Peradi Siapkan Tim Pembela Buat Pengacara Tersangka Perkara LPEI

Dony Indra Ramadhan - detikNews
Jumat, 03 Des 2021 19:13 WIB
ilustrasi hukum
Ilustrasi hukum (Foto: Dok.detikcom)
Bandung -

Perhimpunan Advokat Indonesia (Peradi) menyiapkan tim pembela berkaitan dengan penangkapan pengacara berinisial DDW oleh Kejaksaan Agung (Kejagung). DDW ditangkap Kejagung lantaran menghalangi penyidikan korupsi Lembaga Pembiayaan Ekspor Indonesia (LPEI).

"Peradi telah menindaklanjuti kasus ini dengan menerjunkan tim pembela profesi dan komisi pengawas," ucap Ketua Umum DPN Peradi Otto Hasibuan dalam keterangannya, Jumat (3/12/2021).

Otto menuturkan tim tersebut bertujuan untuk mengetahui duduk perkara kasus itu.
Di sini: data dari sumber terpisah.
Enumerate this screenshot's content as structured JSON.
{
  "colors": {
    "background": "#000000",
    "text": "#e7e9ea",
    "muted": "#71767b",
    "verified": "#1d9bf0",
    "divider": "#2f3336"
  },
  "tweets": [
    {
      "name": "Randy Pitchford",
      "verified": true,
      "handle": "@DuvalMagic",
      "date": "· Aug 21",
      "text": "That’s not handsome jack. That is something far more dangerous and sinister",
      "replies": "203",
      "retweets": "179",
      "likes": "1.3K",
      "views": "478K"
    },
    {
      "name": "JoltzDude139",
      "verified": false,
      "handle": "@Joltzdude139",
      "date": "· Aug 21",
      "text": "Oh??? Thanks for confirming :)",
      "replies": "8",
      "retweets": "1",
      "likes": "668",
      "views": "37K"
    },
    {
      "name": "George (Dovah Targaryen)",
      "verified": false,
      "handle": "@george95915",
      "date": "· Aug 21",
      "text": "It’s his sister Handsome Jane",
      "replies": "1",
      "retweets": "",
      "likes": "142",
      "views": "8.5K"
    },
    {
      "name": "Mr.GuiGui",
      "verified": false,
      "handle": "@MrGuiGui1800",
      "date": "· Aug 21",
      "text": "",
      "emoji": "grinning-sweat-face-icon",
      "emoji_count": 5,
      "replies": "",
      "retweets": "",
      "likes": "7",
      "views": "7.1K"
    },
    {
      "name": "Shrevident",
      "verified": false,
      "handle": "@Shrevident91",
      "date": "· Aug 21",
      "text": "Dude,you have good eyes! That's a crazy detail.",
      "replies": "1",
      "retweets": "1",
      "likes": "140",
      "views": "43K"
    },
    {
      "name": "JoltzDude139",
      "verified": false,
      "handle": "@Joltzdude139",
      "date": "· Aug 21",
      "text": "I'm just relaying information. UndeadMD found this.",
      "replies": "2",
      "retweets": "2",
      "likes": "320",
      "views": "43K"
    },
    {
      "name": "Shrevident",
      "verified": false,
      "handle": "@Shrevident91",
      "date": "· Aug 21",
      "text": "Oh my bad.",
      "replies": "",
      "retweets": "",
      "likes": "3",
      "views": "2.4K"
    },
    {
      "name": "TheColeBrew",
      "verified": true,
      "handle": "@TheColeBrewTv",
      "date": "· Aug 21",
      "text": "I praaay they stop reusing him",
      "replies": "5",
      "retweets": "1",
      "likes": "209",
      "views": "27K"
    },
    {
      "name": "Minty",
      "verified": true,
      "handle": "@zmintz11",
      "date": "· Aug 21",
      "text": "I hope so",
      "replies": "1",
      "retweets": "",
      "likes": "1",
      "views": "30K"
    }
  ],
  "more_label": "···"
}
DDW juga sebelumnya sudah meminta perlindungan hukum kepada Peradi.

"Saat ini tim Peradi masih menunggu kejelasan duduk perkara sebenarnya secara jelas hingga yang bersangkutan ditetapkan sebagai tersangka. Peradi sudah siapkan tim pembela profesi dalam kasus ini," kata dia.

Sebagai langkah awal, tim yang dipimpin oleh Wakil Ketua Umum DPN Peradi Hendrik Jehanam mendatangi Kejagung. Kedatangan tim untuk mencari tahu duduk perkara yang membelit DDW.

"Kita melakukan audiensi dengan penyidik. Namun kami tidak bisa bertemu karena jadwal jenguk bertemu hari Senin. Jadi kita akan diberi kesempatan hari Senin bertemu," kata Hendrik.

Ketua Bidang Pembelaan Profesi DPN Peradi Antoni Silo menambahkan kedatangan ke Kejagung guna mencari informasi lengkap mengenai penangkapan DDW.

"Kita harus bertanya apa yang terjadi sebenarnya. Kenapa ada peristiwa penangkapan. Kami sudah ditunjuk, tugas kami pertama melakukan koordinasi dan komunikasi," ujarnya.

"Kami coba tanya 'apa sih boleh nggak dibocorin agar kami cukup yakin', karena menurut hemat kami kan penyidikannnya (tersangka kasus LPEI) terus berjalan nggak terhalangi, menurut mereka jadi terhalang. Tapi misteri itu akan dibuka di pengadilan mereka berjanji akan cepat melimpahkan. Tentu saja sebagai penasihat hukum, karena kami belum bertemu rekan DDW hari ini kan bisa kita akan melakukan prapid (pra peradilan) atau penangguhan penahanan nanti tergantung komunikasi kita dengan keluarga dan rekan DDW," kata dia menambahkan.

DDW merupakan anggota DPC Peradi Jakarta Selatan. Dalam perkara tersebut DDW menjadi pendamping hukum dari tujuh saksi yang diperiksa Kejagung.

Sekedar diketahui, Kejaksaan Agung (Kejagung) menetapkan seorang pengacara dalam kasus dugaan korupsi penyelenggaraan pembiayaan ekspor nasional oleh Lembaga Pembiayaan Ekspor Indonesia (LPEI) Tahun 2013-2019, berinisial DDW sebagai tersangka. DWW langsung ditahan selama 20 hari.

"Direktur Penyidikan Jampidsus Kejaksaan Agung menetapkan DWW selaku advokat/penasehat hukum/ konsultan hukum sebagai tersangka dan melakukan penahanan selama 20 hari," ujar Kepala Pusat Penerangan Hukum Kejagung, Leonard Eben Ezer Simanjuntak dalam keterangannya, Rabu (1/12/2021).

DWW merupakan seorang pengacara 7 saksi dugaan tindak pidana korupsi di LPEI. Ketujuh saksi tersebut kini seluruhnya juga menjadi tersangka.

"(Penahanan terhitung) sejak 30 November 2021 sampai dengan 19 Desember 2021 di Rumah Tahanan Negara (Rutan) Salemba Cabang Kejaksaan Agung," lanjut Leonard.